Francisco Julio Sobreira de Araújo Corrêa

 

 

Em um recente artigo, o nosso amigo Wagner Braga Batista relembra para alguns, e leva ao conhecimento de muitos, as proezas do goleiro Castilho, ou melhor, Carlos José Castilho.

 

Os verdadeiros craques do futebol  possuem nomes simples como Pelé, Zico, Pepe, Zito, Tostão etc., ou possuem nome e sobrenome como, por exemplo, Djalma Santos, Ademir da Guia, Mauro Ramos de Oliveira, Jair da Rosa Pinto, Gilmar dos Santos Neves, Nilton Santos,  entre outros. Além disso, Os daquela época não apareciam nos noticiários policiais.

Voltemos ao Castilho, ou melhor, ao CARLOS JOSÉ CASTILHO. Em 1954 foi titular da seleção brasileira, na Copa da Suíça. Em 1958 e 1962 foi reserva de Gilmar dos Santos Neves nas copas da Suécia e do Chile, respectivamente. Até aí,  CASTILHO era, para nós nortistas, apenas um nome que, como os antigos diziam, navegava nas ondas dos rádios de antanho. Naquela época, a televisão era  um sonho longínquo que embalava as ilusões das crianças pobres de Belém do Pará.
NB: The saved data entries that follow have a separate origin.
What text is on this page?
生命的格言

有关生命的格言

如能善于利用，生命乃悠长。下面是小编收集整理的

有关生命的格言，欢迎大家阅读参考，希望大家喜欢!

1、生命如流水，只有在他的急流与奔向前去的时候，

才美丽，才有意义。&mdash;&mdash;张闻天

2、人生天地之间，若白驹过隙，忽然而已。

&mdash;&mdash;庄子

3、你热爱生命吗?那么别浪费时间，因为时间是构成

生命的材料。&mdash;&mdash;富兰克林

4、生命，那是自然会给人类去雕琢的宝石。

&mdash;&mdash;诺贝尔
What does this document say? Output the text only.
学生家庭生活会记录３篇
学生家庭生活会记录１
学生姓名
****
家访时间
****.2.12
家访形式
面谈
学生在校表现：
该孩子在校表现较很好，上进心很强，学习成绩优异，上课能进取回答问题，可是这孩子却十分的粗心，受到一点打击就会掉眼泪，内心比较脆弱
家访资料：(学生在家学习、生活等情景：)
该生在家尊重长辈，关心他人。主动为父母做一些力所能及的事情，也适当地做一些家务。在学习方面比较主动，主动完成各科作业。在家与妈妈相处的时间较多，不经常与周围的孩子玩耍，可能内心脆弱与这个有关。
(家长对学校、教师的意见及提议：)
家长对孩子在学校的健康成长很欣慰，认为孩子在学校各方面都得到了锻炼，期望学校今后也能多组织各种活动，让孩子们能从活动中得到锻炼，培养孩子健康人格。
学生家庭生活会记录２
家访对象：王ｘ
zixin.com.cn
Certo dia, as rádios divulgam que o BICAMPEÃO MUNDIAL CARLOS JOSÉ CASTILHO havia sido contratado pelo nosso glorioso PAYSANDU SPORT CLUB. Para mim, torcedor do PAPÃO DA CURUZU, morador da Travessa Curuzu, vizinho do estádio do Paysandu, não poderia haver notícia melhor. Menino despreocupado que eu era,  passava o tempo livre a jogar futebol no quintal de minha casa e a assistir aos treinos do PAPÃO DA CURUZU no Estádio Vovô da Cidade.

Pude, enfim, conhecer de perto o grande  CASTILHO. Aquilo que era apenas um nome, algo abstrato que navegava nas ondas do rádio (que termo mais antigo!), transformara-se em uma figura real. Nos treinos, aquele homem que beirava os 1,90 m de altura transmudava-se em luz e se convertia em uma figura diáfana que voava como um anjo em busca de bolas perdidas para trazê-las de volta ao gramado. Tive a felicidade de assistir ao seu primeiro treino como goleiro do nosso querido  PAPÃO DA CURUZU. Cultivei o sonho de ser goleiro. O pequeno torcedor Alvi-Azul imaginava-se voando em busca de bolas imaginárias, a conquistar títulos para o Paysandu.

No primeiro jogo oficial, contra um adversário cujo nome prefiro não escrever, o nosso  CASTILHO engoliu três  "frangos" e levou o Paysandu à derrota. Alguns disseram que Castilho estava acabado; teria deixado a famosa "Leiteria" no Fluminense. Os que apostavam no seu fracasso em breve se renderiam à majestade do grande goalkeeper. Era assim que os narradores da época se referiam aos goleiros. Na década de 1960, para sorte nossa, não havia narradores como Galvão Bueno nem comentaristas como o "craque" Neto. As crônicas esportivas eram escritas por Nélson Rodrigues, João Saldanha e Armando Nogueira. Aprendíamos futebol com mestres da língua portuguesa.  As narrações eram um misto de emoção e tragédia que desaguavam no paroxismo do gol. Os narradores podiam mentir à vontade sem a testemunha incômoda da televisão.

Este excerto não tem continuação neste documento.